Use `netcdf4` library: https://github.com/Unidata/netcdf4-python

In [None]:
from stairway.sources.udelaware import netcdf_to_pandas

In [None]:
for (path_in, path_out) in zip([temp_data, rain_data], [temp_clean, rain_clean]):
    df = netcdf_to_pandas(path_in)
    df.to_csv(path_out, index=False)

Output data will look as follows (with weather column either being 'temp' or 'precip'):

In [None]:
df.loc[lambda df: (df['lon'] == 0.25) & (df['lat'] == 53.25)]

## Demo of NetCDF data

Below are just some commands that were used in exploring how to parse the netCDF data. 

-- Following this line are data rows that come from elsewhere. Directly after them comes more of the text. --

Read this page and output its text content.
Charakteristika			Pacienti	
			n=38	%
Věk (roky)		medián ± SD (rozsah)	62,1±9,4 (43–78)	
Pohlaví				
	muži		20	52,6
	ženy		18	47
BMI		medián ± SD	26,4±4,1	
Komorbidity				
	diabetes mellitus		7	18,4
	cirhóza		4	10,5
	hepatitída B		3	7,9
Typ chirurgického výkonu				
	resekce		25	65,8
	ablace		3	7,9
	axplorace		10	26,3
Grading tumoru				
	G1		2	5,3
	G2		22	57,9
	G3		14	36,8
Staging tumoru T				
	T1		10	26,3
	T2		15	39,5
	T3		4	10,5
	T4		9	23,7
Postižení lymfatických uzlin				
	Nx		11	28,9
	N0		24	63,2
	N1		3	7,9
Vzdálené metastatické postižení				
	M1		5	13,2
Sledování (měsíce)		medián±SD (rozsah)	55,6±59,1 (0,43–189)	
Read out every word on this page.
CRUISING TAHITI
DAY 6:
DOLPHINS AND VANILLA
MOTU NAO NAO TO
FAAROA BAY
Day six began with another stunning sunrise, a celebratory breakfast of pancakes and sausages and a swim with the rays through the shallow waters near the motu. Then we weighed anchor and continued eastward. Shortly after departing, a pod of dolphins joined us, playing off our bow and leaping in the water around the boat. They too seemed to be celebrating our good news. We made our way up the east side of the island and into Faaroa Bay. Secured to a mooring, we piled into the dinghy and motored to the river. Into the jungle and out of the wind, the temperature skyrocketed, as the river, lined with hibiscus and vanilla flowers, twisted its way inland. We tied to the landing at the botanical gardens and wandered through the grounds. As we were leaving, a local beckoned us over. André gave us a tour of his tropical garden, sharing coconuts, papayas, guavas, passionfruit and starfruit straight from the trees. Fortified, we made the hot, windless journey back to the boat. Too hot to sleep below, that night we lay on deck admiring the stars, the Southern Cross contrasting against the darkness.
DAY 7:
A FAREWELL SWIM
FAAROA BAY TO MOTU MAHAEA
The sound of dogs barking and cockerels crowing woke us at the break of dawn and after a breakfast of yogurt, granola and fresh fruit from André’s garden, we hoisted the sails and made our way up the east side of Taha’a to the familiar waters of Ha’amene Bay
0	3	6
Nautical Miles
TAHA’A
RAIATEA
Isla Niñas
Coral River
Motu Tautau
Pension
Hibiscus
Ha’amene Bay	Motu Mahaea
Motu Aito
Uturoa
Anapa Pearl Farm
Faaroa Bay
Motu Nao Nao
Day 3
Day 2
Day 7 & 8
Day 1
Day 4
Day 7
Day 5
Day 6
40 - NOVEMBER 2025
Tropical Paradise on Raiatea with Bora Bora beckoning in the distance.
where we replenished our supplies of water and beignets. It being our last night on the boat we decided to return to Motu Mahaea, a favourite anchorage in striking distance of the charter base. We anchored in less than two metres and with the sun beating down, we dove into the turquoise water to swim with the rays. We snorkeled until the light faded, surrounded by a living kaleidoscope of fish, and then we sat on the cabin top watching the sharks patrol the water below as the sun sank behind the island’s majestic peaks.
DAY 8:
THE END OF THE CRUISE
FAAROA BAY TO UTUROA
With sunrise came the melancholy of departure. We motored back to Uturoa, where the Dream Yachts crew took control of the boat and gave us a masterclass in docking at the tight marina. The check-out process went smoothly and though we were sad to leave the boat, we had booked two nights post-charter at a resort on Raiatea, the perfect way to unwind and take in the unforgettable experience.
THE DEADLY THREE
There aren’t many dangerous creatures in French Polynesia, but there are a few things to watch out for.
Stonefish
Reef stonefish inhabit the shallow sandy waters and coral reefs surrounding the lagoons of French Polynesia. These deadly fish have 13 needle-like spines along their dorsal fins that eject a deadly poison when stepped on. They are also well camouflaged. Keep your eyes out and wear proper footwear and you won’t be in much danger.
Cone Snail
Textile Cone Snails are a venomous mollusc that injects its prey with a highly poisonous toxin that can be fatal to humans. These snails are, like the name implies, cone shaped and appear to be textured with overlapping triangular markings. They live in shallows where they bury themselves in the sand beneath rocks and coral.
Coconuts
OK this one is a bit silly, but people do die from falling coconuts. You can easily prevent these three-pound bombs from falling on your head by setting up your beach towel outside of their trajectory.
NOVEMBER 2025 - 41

There is a [nice example notebook](https://nbviewer.jupyter.org/github/Unidata/netcdf4-python/blob/master/examples/reading_netCDF.ipynb) with temperature data that was taken for a reference.


In [None]:
import netCDF4
import pandas as pd

In [None]:
f = netCDF4.Dataset(temp_data)
print(f)

In [None]:
print(f.variables.keys()) # get all variable names

Time variable 

In [None]:
time = f.variables['time']
print(time)

In [None]:
print(time[1])

In [None]:
time.actual_range

In [None]:
time.avg_period

In [None]:
time.units

Temperature variable

In [None]:
temp = f.variables['time']  # temperature variable
print(temp) 

In [None]:
temp.dimensions

In [None]:
temp.shape

In [None]:
temp.units

1416 is the time dimension:

In [None]:
1416/12

Subsetting last 30 years, it's just like nump slicing an array.

In [None]:
tempslice = f.variables['air'][-30*12:, :, :]
tempslice.shape

let's take the man of all january observations

In [None]:
# january start at time=0
tempslice[range(0, 30*12, 12), :, :].mean(axis=0).shape

Can we convert this into a pandas long dataframe with the coordinates as well?

In [None]:
test = tempslice[range(0, 30*12, 12), :, :].mean(axis=0)

In [None]:
test.shape

In [None]:
f.variables['lat'].shape

In [None]:
f.variables['lon'].shape

In [None]:
df = pd.DataFrame(data=test, index=f.variables['lat'], columns=f.variables['lon'])

In [None]:
df.shape

In [None]:
df.head()

In [None]:
df.unstack().reset_index().rename(columns={0: 'temp'}).assign(month = 1).head()

Now do for all months -> see module implementation.

Done.